Well, sort of. Turns out women are much more likely than men to talk to their doctors about their mental health, but they are far less likely to see a specialist or go to an inpatient facility to treat any conditions or issues those conversations may uncover.  We’re also far more likely to be diagnosed with depression rather than underlying issues like addiction, and we tend not to correct this mistake. After all, alcoholism isn’t ladylike. Neither is standing up for yourself or questioning an authority figure like a doctor.

 

What does this even mean? Being a “lady” and talking about mental health are not mutually exclusive friends, I promise.

We know women have trouble with this at work. We’re notoriously poor negotiators when it comes to salary, for example. But make no mistake, the problem isn’t that we are bad at advocating; it’s that we’re bad at advocating for ourselves. Self-advocacy– this thing that is clearly so necessary to getting what we need– is painted as selfishness on a woman. It doesn’t fit with our image as other-oriented caretakers, supporters, nurturers. When we’re asked to advocate on behalf of others, though, we do at least as well as our male counterparts. Think mama bear, tiger mom, loyal stand-by-your-(wo)man partner… We can be firm and decisive, as long as it is on behalf of someone else. Sometimes that’s because of pressures from the people around us, and sometimes it’s a fight within ourselves. I really didn’t want to hurt this girl’s feelings by telling her she wasn’t the counselor I was supposed to be seeing and that I had no interest in scheduling a follow-up appointment with her. And lest you think I have actually mastered this whole self-advocacy thing, let me confess: I actually did schedule the appointment and considered going because she was very sincere and seemed to be trying really hard and I was clearly one of her first clients out of school so I didn’t want her to be discouraged. But I finally decided that I probably shouldn’t be coddling the person I was paying to help with my problems, so I called her office and left a bumbling voicemail to cancel in which I apologized profusely and assured her that it wasn’t her, it was me. I hope you weren’t looking for feminist heroines, because there are none to be found here. Just a sister, working it out alongside you.

 

I wholeheartedly reject the idea that a woman is somehow selfish for standing up for what she needs. How can anyone help us if we don’t ask them to? And how can they help us effectively if we don’t tell them what it is we need?
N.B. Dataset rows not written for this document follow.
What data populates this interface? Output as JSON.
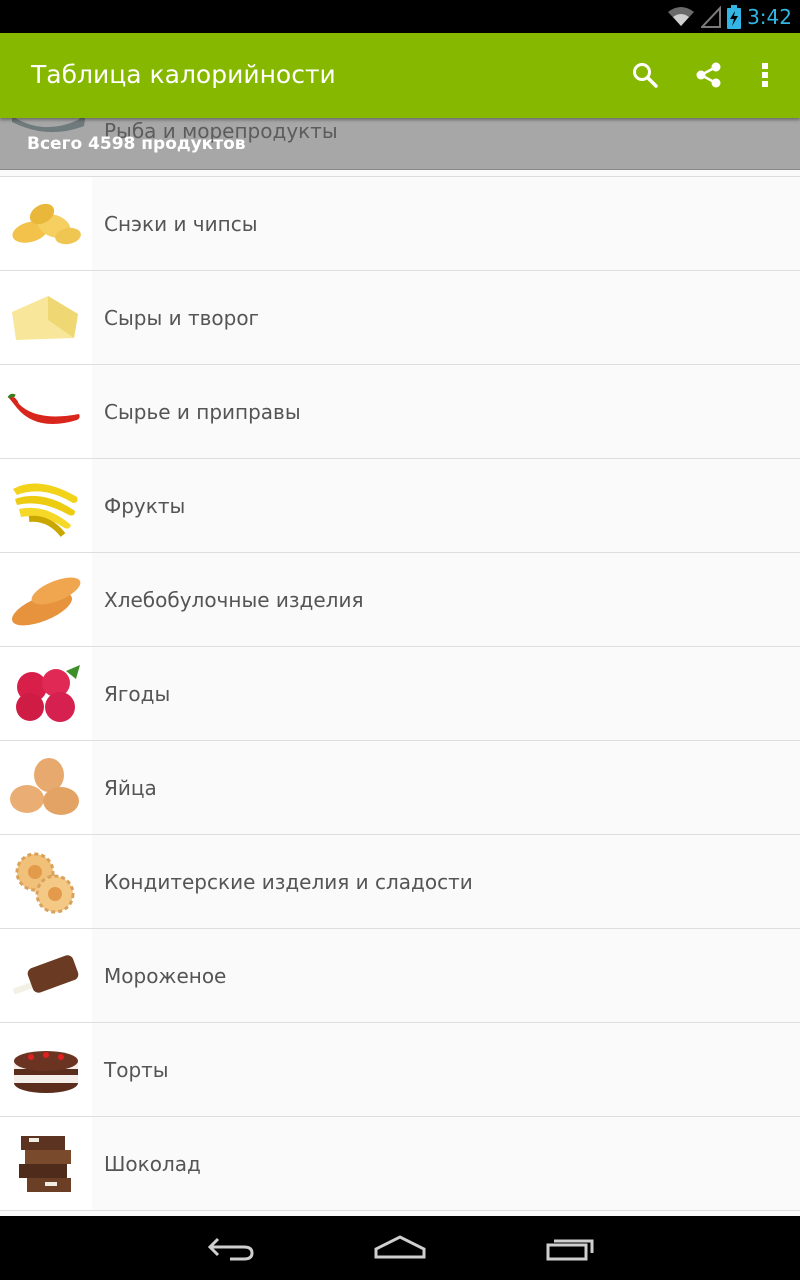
{
  "status_bar": {
    "time": "3:42",
    "accent_color": "#33b5e5",
    "icons": [
      "wifi-icon",
      "signal-icon",
      "battery-charging-icon"
    ]
  },
  "action_bar": {
    "title": "Таблица калорийности",
    "background": "#86b800",
    "actions": [
      "search-icon",
      "share-icon",
      "overflow-menu-icon"
    ]
  },
  "header": {
    "category": "Рыба и морепродукты",
    "total": "Всего 4598 продуктов"
  },
  "categories": [
    {
      "label": "Снэки и чипсы",
      "icon": "chips-icon"
    },
    {
      "label": "Сыры и творог",
      "icon": "cheese-icon"
    },
    {
      "label": "Сырье и приправы",
      "icon": "chili-pepper-icon"
    },
    {
      "label": "Фрукты",
      "icon": "banana-icon"
    },
    {
      "label": "Хлебобулочные изделия",
      "icon": "bread-icon"
    },
    {
      "label": "Ягоды",
      "icon": "raspberry-icon"
    },
    {
      "label": "Яйца",
      "icon": "eggs-icon"
    },
    {
      "label": "Кондитерские изделия и сладости",
      "icon": "cookies-icon"
    },
    {
      "label": "Мороженое",
      "icon": "ice-cream-icon"
    },
    {
      "label": "Торты",
      "icon": "cake-icon"
    },
    {
      "label": "Шоколад",
      "icon": "chocolate-icon"
    }
  ],
  "nav_bar": {
    "buttons": [
      "back-icon",
      "home-icon",
      "recents-icon"
    ]
  }
}
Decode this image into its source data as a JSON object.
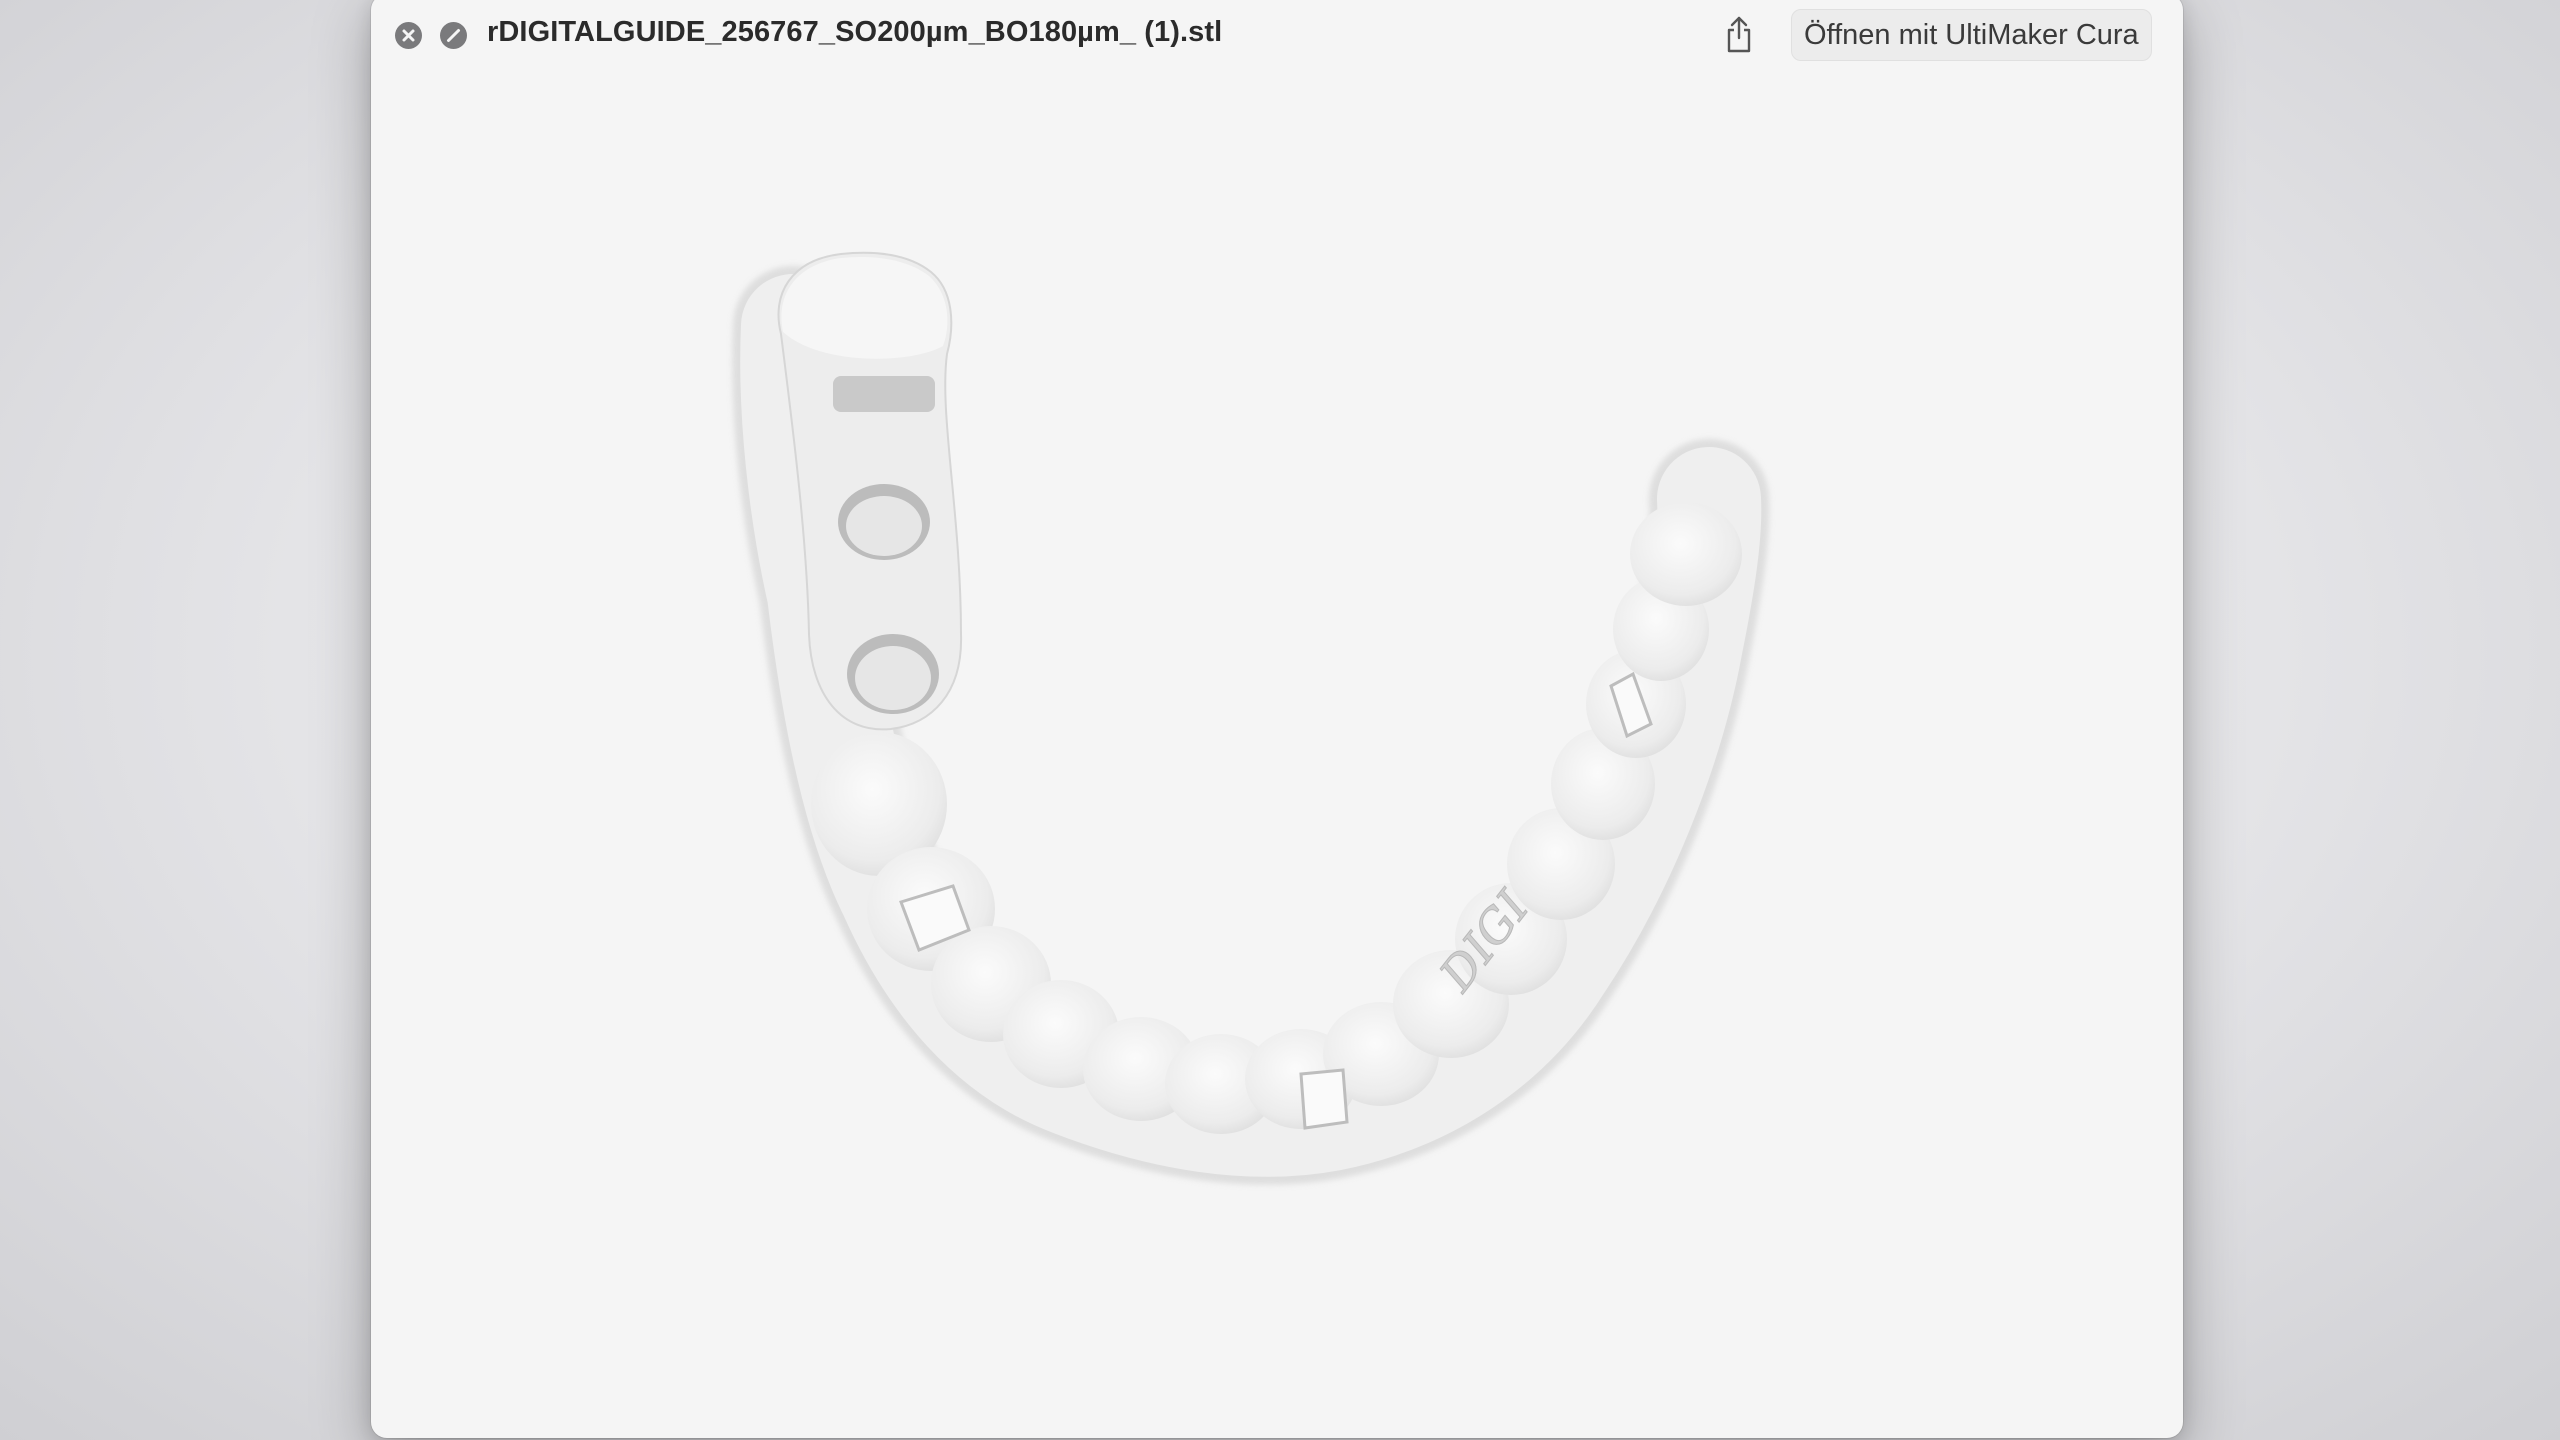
{
  "window": {
    "title": "rDIGITALGUIDE_256767_SO200µm_BO180µm_ (1).stl",
    "open_with_label": "Öffnen mit UltiMaker Cura"
  },
  "icons": {
    "close": "close-circle-icon",
    "fullscreen": "fullscreen-circle-icon",
    "share": "share-icon"
  },
  "model": {
    "engraving": "DIGI"
  },
  "colors": {
    "window_bg": "#f5f5f5",
    "model_fill": "#f1f1f1",
    "model_shadow": "#c9c9c9",
    "button_grey": "#7a7a7c"
  }
}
It’s not ungrateful or unladylike or whatever other unflattering term you fear may be applied to you. It’s just good sense. Why pay for something that you know isn’t going to work? Why whether the side effects of a medication for depression when you know you really need to treat the addiction causing it? Why take time off of work to go to counseling session only to discuss things that aren’t the real issue? First steps are good, but we’ve got to keep walking if we expect to get anywhere.

 

Embracing that truth takes time, though, so in the meantime, would you do it for me? Standing up for yourself isn’t just about you, it’s about all the women who know you. Taking care of yourself gives me tacit permission to take care of myself. Treating yourself with respect and insisting that others do, too– that they listen to you and make sure that you have the care you need– well, that shows me that I can do the same. We’re creatures of comparison, always judging whether our behavior is normal or okay by how we see others behaving. That’s a terrible habit, but it’s just true. Knowing that, though, why don’t we use our influence for good? Be an advocate for yourself on behalf of others. Do it to create a society that praises good mental health and the women who strive for it.  Tap into that anybody-who-hurts-my-babies-is-gonna-answer-to-me vibe and let the comfort of fighting for a system that makes it okay for all of us to be honest and vulnerable allow you to be honest and vulnerable. Trick yourself into being your own advocate by reminding yourself that when you do, you’re my advocate, too.